Franchising A Feasible Fallback For OFWS

Philippine Star:

Recent statistics from the Philippine Overseas Employment Agency have revealed that there are more than 8.7 million overseas Filipino workers (OFWs) deployed in various parts of the world.

However, these huge numbers are shrinking by the minute as the global economic crisis translates into more job losses for OFWs around the globe. It is for this reason that OFWs and their families should start exploring new means of securing their future. To those who have no idea where to start, franchising may just be the perfect option.

Lucrative, convenient, and perfect for people with capital to spare, franchising refers to an individual operator’s use of an existing brand and business model in exchange for a percentage of gross monthly sales, royalties, or other fees payable to the franchisor. Initial investments for franchising opportunities may vary depending on the terms of the franchisor, and the product line in consideration. In the Philippines, capital may range from a few thousand pesos to a few millions, depending on the franchise’s commercial prominence, inclusions, and other terms and conditions.

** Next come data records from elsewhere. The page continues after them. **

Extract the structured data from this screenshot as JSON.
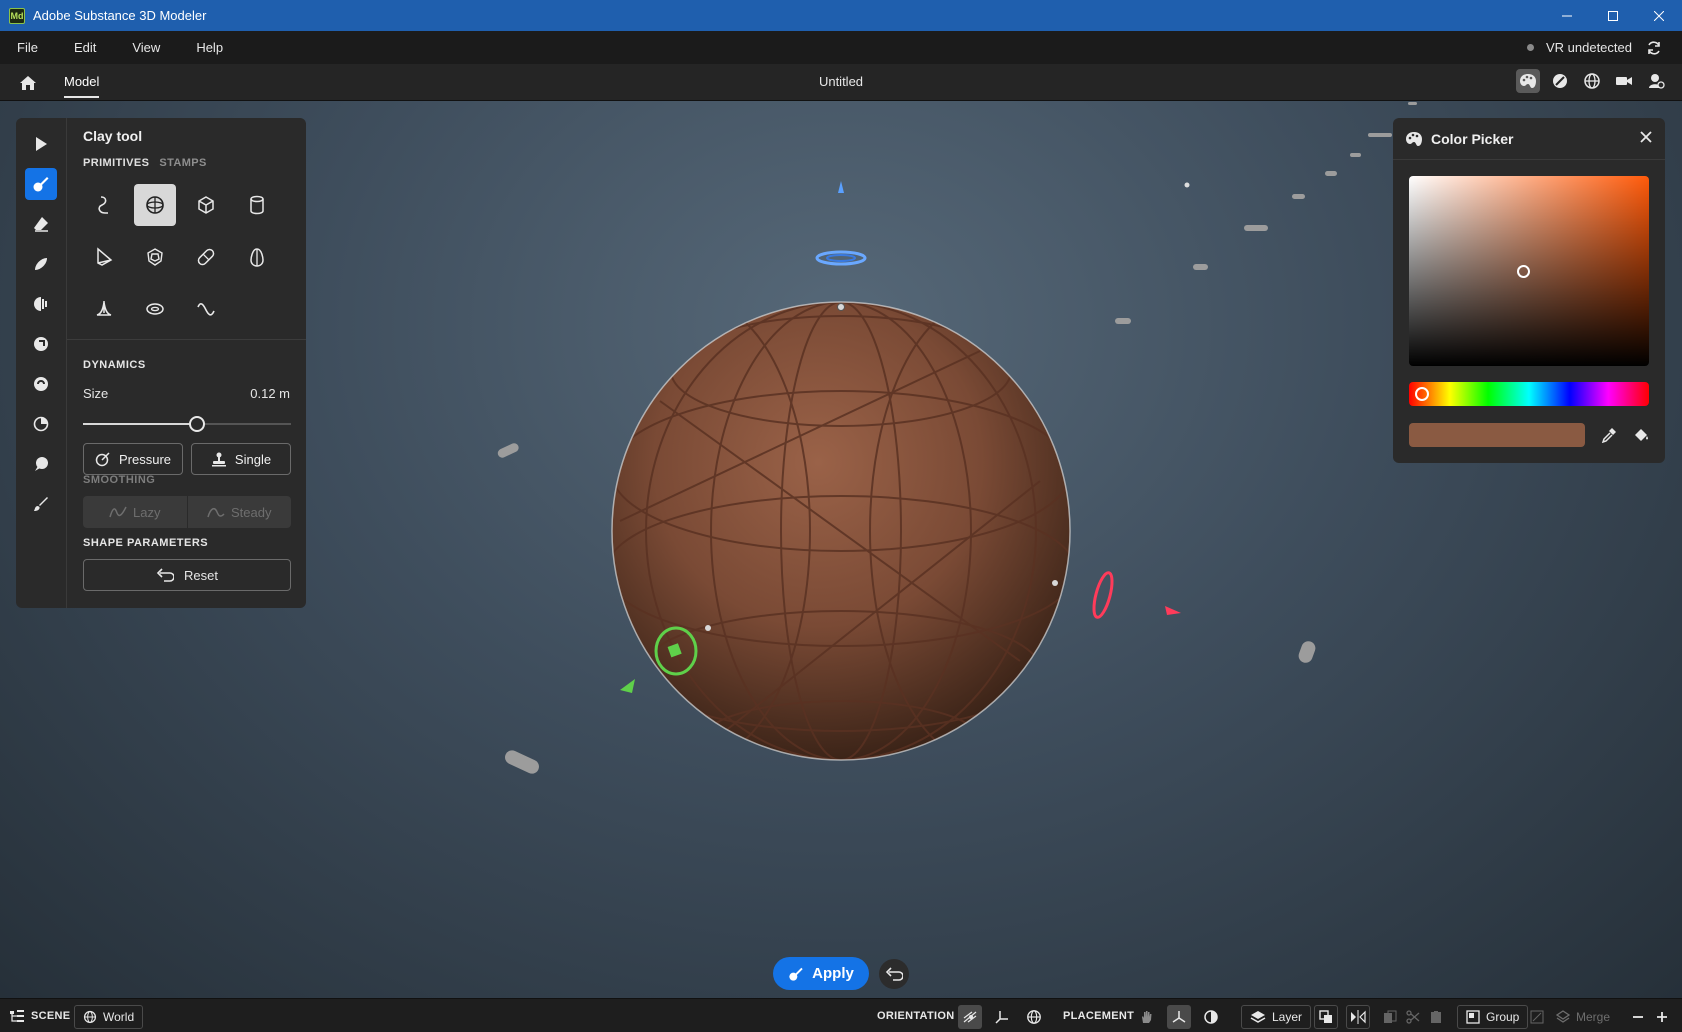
{
  "app": {
    "title": "Adobe Substance 3D Modeler",
    "logo": "Md"
  },
  "menu": {
    "items": [
      "File",
      "Edit",
      "View",
      "Help"
    ],
    "vr_status": "VR undetected"
  },
  "tabbar": {
    "tab": "Model",
    "document": "Untitled"
  },
  "clay_panel": {
    "title": "Clay tool",
    "tabs": {
      "primitives": "PRIMITIVES",
      "stamps": "STAMPS"
    },
    "primitives": [
      "curve",
      "sphere",
      "cube",
      "cylinder",
      "wedge",
      "dodecahedron",
      "capsule",
      "egg",
      "cone",
      "torus",
      "wave"
    ],
    "active_primitive": "sphere",
    "dynamics_label": "DYNAMICS",
    "size_label": "Size",
    "size_value": "0.12 m",
    "size_slider_fraction": 0.55,
    "pressure_label": "Pressure",
    "single_label": "Single",
    "smoothing_label": "SMOOTHING",
    "lazy_label": "Lazy",
    "steady_label": "Steady",
    "shape_params_label": "SHAPE PARAMETERS",
    "reset_label": "Reset"
  },
  "color_picker": {
    "title": "Color Picker",
    "hue_color": "#ff5a0a",
    "selected_color": "#8a5a42"
  },
  "viewport": {
    "apply_label": "Apply",
    "sphere_color": "#7a4a35"
  },
  "statusbar": {
    "scene_label": "SCENE",
    "world_label": "World",
    "orientation_label": "ORIENTATION",
    "placement_label": "PLACEMENT",
    "layer_label": "Layer",
    "group_label": "Group",
    "merge_label": "Merge"
  },
  "colors": {
    "accent": "#1473e6",
    "titlebar": "#1f5fae"
  }
}
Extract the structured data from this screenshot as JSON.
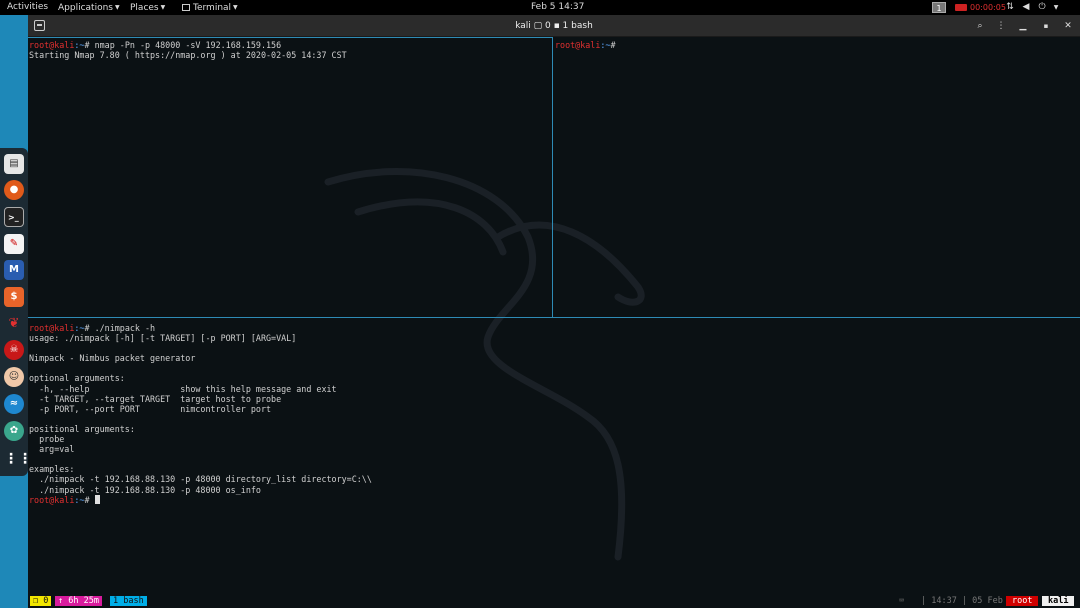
{
  "topbar": {
    "activities": "Activities",
    "applications": "Applications",
    "places": "Places",
    "terminal": "Terminal",
    "clock": "Feb 5  14:37",
    "workspace": "1",
    "recording_time": "00:00:05"
  },
  "window": {
    "title": "kali ▢ 0 ▪ 1 bash"
  },
  "panes": {
    "top_left": [
      {
        "user": "root@kali",
        "path": ":~",
        "cmd": "# nmap -Pn -p 48000 -sV 192.168.159.156"
      },
      {
        "text": "Starting Nmap 7.80 ( https://nmap.org ) at 2020-02-05 14:37 CST"
      }
    ],
    "top_right": [
      {
        "user": "root@kali",
        "path": ":~",
        "cmd": "#"
      }
    ],
    "bottom": [
      {
        "user": "root@kali",
        "path": ":~",
        "cmd": "# ./nimpack -h"
      },
      {
        "text": "usage: ./nimpack [-h] [-t TARGET] [-p PORT] [ARG=VAL]"
      },
      {
        "text": ""
      },
      {
        "text": "Nimpack - Nimbus packet generator"
      },
      {
        "text": ""
      },
      {
        "text": "optional arguments:"
      },
      {
        "text": "  -h, --help                  show this help message and exit"
      },
      {
        "text": "  -t TARGET, --target TARGET  target host to probe"
      },
      {
        "text": "  -p PORT, --port PORT        nimcontroller port"
      },
      {
        "text": ""
      },
      {
        "text": "positional arguments:"
      },
      {
        "text": "  probe"
      },
      {
        "text": "  arg=val"
      },
      {
        "text": ""
      },
      {
        "text": "examples:"
      },
      {
        "text": "  ./nimpack -t 192.168.88.130 -p 48000 directory_list directory=C:\\\\"
      },
      {
        "text": "  ./nimpack -t 192.168.88.130 -p 48000 os_info"
      },
      {
        "user": "root@kali",
        "path": ":~",
        "cmd": "# ",
        "cursor": true
      }
    ]
  },
  "tmux": {
    "session": "❐ 0",
    "uptime": "↑ 6h 25m",
    "window": "1 bash",
    "mode": "⌨",
    "time": "| 14:37 | 05 Feb",
    "user": "root",
    "host": "kali",
    "colors": {
      "session_bg": "#f2e600",
      "uptime_bg": "#d81b9d",
      "window_bg": "#00aee8",
      "user_bg": "#d00000",
      "host_bg": "#f0f0f0"
    }
  },
  "dock": {
    "icons": [
      "files-icon",
      "firefox-icon",
      "terminal-icon",
      "leafpad-icon",
      "metasploit-icon",
      "burpsuite-icon",
      "cherrytree-icon",
      "armitage-icon",
      "maltego-icon",
      "wireshark-icon",
      "faraday-icon",
      "show-apps-icon"
    ]
  }
}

OFWs and their families may choose to explore franchising for the added sense of security that it provides to the investor. Franchise opportunities come with tried and tested entrepreneurial models that have successfully grown a once singular business unit into a full-blown network. This allows investors to project the return of their investment, thus helping them assess the probabilities of gain or loss. In the case of OFWs, a good franchising model can spare them from losing hard-earned capital that was accumulated through years of overseas employment.